Drafter checkpoints for the paper **"BudgetDraft: Acceptance-Aware Multi-View Training for Sparse-KV Speculative Decoding"**.

All three checkpoints fine-tune `JackFram/llama-68m` (68M parameters, fp32) for use as a drafter alongside the `NousResearch/Yarn-Llama-2-7b-128k` verifier under a sparse drafter-side KV cache.

## Layout

| Subfolder | Variant | Training loss | Use in paper |
|---|---|---|---|
| `main/` | **A + 0.5·C** (multi-view, λ=0.5) | full-cache + sparse-cache | main checkpoint reported in Table 1 / Fig 3 |
| `aonly/` | **A only** | full-cache only (no sparse branch) | ablation: without the sparse-cache loss |
| `ac/` | **A + C** (λ=1.0) | full-cache + sparse-cache | λ-sensitivity ablation |

Each subfolder is a standard HuggingFace checkpoint (`config.json`, `model.safetensors`, tokenizer files) — load with `AutoModelForCausalLM.from_pretrained(...)`.

## Download

```bash
# Whole repo (~786 MB):
hf download qwe123wjb/BudgetDraft-checkpoints --local-dir ./ckpts

# Just the main checkpoint:
hf download qwe123wjb/BudgetDraft-checkpoints --include "main/*" --local-dir ./ckpts
```

## Reproducing the paper

Pair these checkpoints with the evaluation code at <https://github.com/ANTI-Tony/BudgetDraft>:

```bash
git clone https://github.com/ANTI-Tony/BudgetDraft.git
cd BudgetDraft
pip install -r requirements.txt

hf download qwe123wjb/BudgetDraft-checkpoints --local-dir ./ckpts
make eval-from-release CHECKPOINTS=./ckpts
```

The eval script orchestrates 96 configurations (main + ablation + λ-sensitivity) across three datasets (PG-19 / LongBench QMSum / NarrativeQA) and three context lengths (4K / 8K / 16K).

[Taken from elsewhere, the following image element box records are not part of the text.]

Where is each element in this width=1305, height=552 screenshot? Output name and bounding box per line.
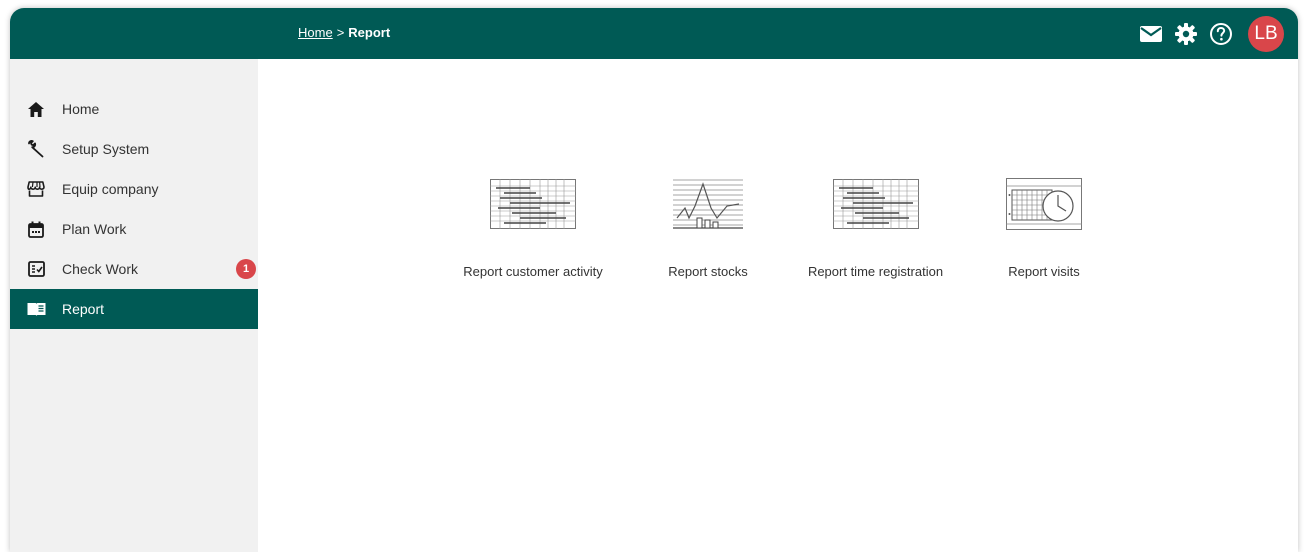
- sidebar-item-check-work[interactable]: Check Work 1: [10, 249, 258, 289]
- home-icon: [26, 99, 46, 119]
- book-icon: [26, 299, 46, 319]
- sidebar-item-label: Equip company: [62, 181, 159, 197]
- sidebar: Home Setup System Equip company Plan Wor…: [10, 59, 258, 552]
- breadcrumb-home-link[interactable]: Home: [298, 25, 333, 40]
- report-visits-tile[interactable]: Report visits: [988, 174, 1100, 279]
- breadcrumb: Home > Report: [298, 25, 390, 40]
- report-stocks-tile[interactable]: Report stocks: [648, 174, 768, 279]
- main-content: Report customer activity Report stocks R…: [258, 59, 1298, 552]
- top-bar: Home > Report LB: [10, 8, 1298, 59]
- report-label: Report stocks: [668, 264, 748, 279]
- gantt-thumbnail-icon: [490, 179, 576, 229]
- user-avatar[interactable]: LB: [1248, 16, 1284, 52]
- top-bar-actions: LB: [1129, 16, 1284, 52]
- calendar-clock-thumbnail-icon: [1006, 178, 1082, 230]
- report-label: Report visits: [1008, 264, 1080, 279]
- report-customer-activity-tile[interactable]: Report customer activity: [458, 174, 608, 279]
- help-icon[interactable]: [1208, 21, 1234, 47]
- sidebar-item-label: Plan Work: [62, 221, 127, 237]
- app-window: Home > Report LB Home Setup System Equip…: [10, 8, 1298, 552]
- sidebar-item-equip-company[interactable]: Equip company: [10, 169, 258, 209]
- gantt-thumbnail-icon: [832, 179, 919, 229]
- report-label: Report time registration: [807, 264, 944, 279]
- calendar-icon: [26, 219, 46, 239]
- gear-icon[interactable]: [1173, 21, 1199, 47]
- sidebar-menu: Home Setup System Equip company Plan Wor…: [10, 59, 258, 329]
- line-chart-thumbnail-icon: [673, 179, 743, 229]
- mail-icon[interactable]: [1138, 21, 1164, 47]
- report-time-registration-tile[interactable]: Report time registration: [793, 174, 958, 279]
- sidebar-item-report[interactable]: Report: [10, 289, 258, 329]
- sidebar-item-label: Check Work: [62, 261, 138, 277]
- sidebar-item-label: Setup System: [62, 141, 150, 157]
- checklist-icon: [26, 259, 46, 279]
- store-icon: [26, 179, 46, 199]
- breadcrumb-current: Report: [348, 25, 391, 40]
- breadcrumb-separator: >: [336, 25, 345, 40]
- wrench-icon: [26, 139, 46, 159]
- sidebar-item-label: Report: [62, 301, 105, 317]
- report-label: Report customer activity: [463, 264, 603, 279]
- sidebar-item-label: Home: [62, 101, 100, 117]
- sidebar-item-plan-work[interactable]: Plan Work: [10, 209, 258, 249]
- notification-badge: 1: [236, 259, 256, 279]
- sidebar-item-home[interactable]: Home: [10, 89, 258, 129]
- sidebar-item-setup-system[interactable]: Setup System: [10, 129, 258, 169]
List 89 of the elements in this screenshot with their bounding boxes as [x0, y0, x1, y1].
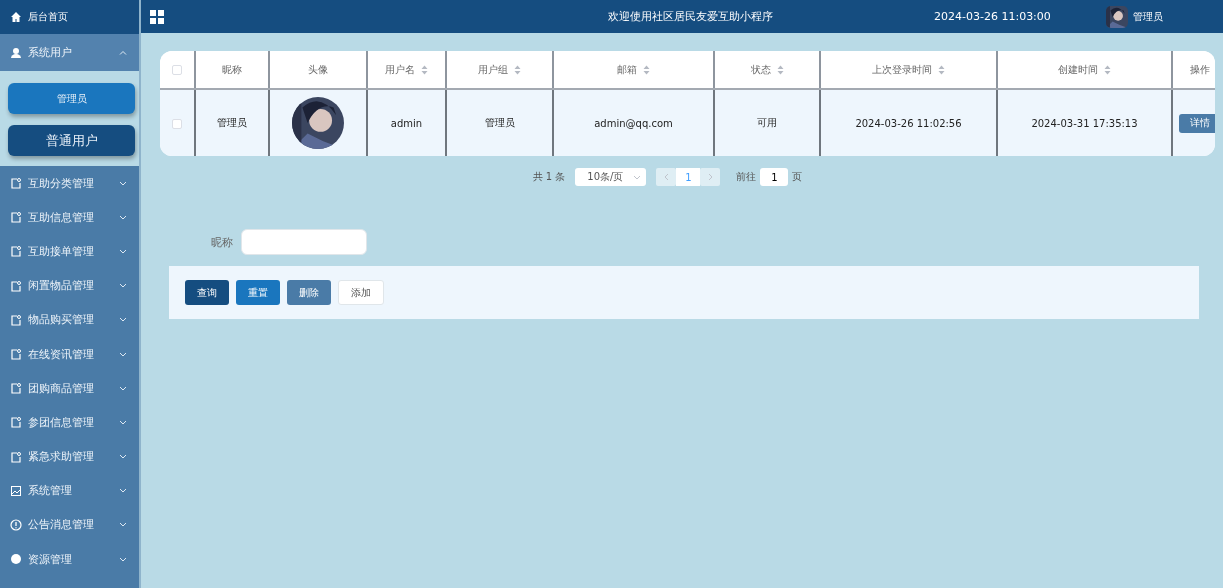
action-button[interactable]: 重置 [236, 280, 280, 305]
menu-item[interactable]: 系统用户 [0, 34, 139, 71]
caret-icon [633, 174, 642, 180]
menu-item[interactable]: 团购商品管理 [0, 371, 139, 406]
submenu-item[interactable]: 管理员 [8, 83, 135, 114]
document-icon [10, 416, 22, 429]
caret-icon [119, 248, 127, 254]
menu-item[interactable]: 物品购买管理 [0, 302, 139, 337]
document-icon [10, 348, 22, 361]
caret-icon [119, 556, 127, 562]
field-label: 昵称 [211, 234, 233, 250]
home-menu-item[interactable]: 后台首页 [0, 0, 139, 34]
caret-icon [119, 419, 127, 425]
sort-icon [643, 64, 650, 75]
image-icon [10, 484, 22, 497]
goto-label: 前往 [736, 170, 757, 184]
nickname-field[interactable] [241, 229, 367, 255]
table-cell: 可用 [757, 117, 777, 128]
circle-icon [10, 553, 22, 566]
table-cell: 2024-03-26 11:02:56 [855, 117, 962, 129]
menu-item[interactable]: 参团信息管理 [0, 405, 139, 440]
page-number[interactable]: 1 [676, 168, 701, 186]
submenu-item[interactable]: 普通用户 [8, 125, 135, 156]
table-cell: admin@qq.com [594, 117, 673, 129]
home-icon [10, 11, 22, 23]
menu-item[interactable]: 互助分类管理 [0, 166, 139, 201]
table-cell: 2024-03-31 17:35:13 [1031, 117, 1138, 129]
sort-icon [514, 64, 521, 75]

Headline result: **6.55× speedup at 4K with 79.37% acceptance on NarrativeQA**.

## Quick load (Python)

```python
from transformers import AutoModelForCausalLM, AutoTokenizer

drafter = AutoModelForCausalLM.from_pretrained(
    "qwe123wjb/BudgetDraft-checkpoints",
    subfolder="main",
    torch_dtype="float32",
)
tokenizer = AutoTokenizer.from_pretrained(
    "qwe123wjb/BudgetDraft-checkpoints",
    subfolder="main",
)
```

Pair with the verifier:

```python
verifier = AutoModelForCausalLM.from_pretrained(
    "NousResearch/Yarn-Llama-2-7b-128k",
    torch_dtype="float16",
)
```

## Citation

Citation TBA after acceptance. See the GitHub repo for the latest.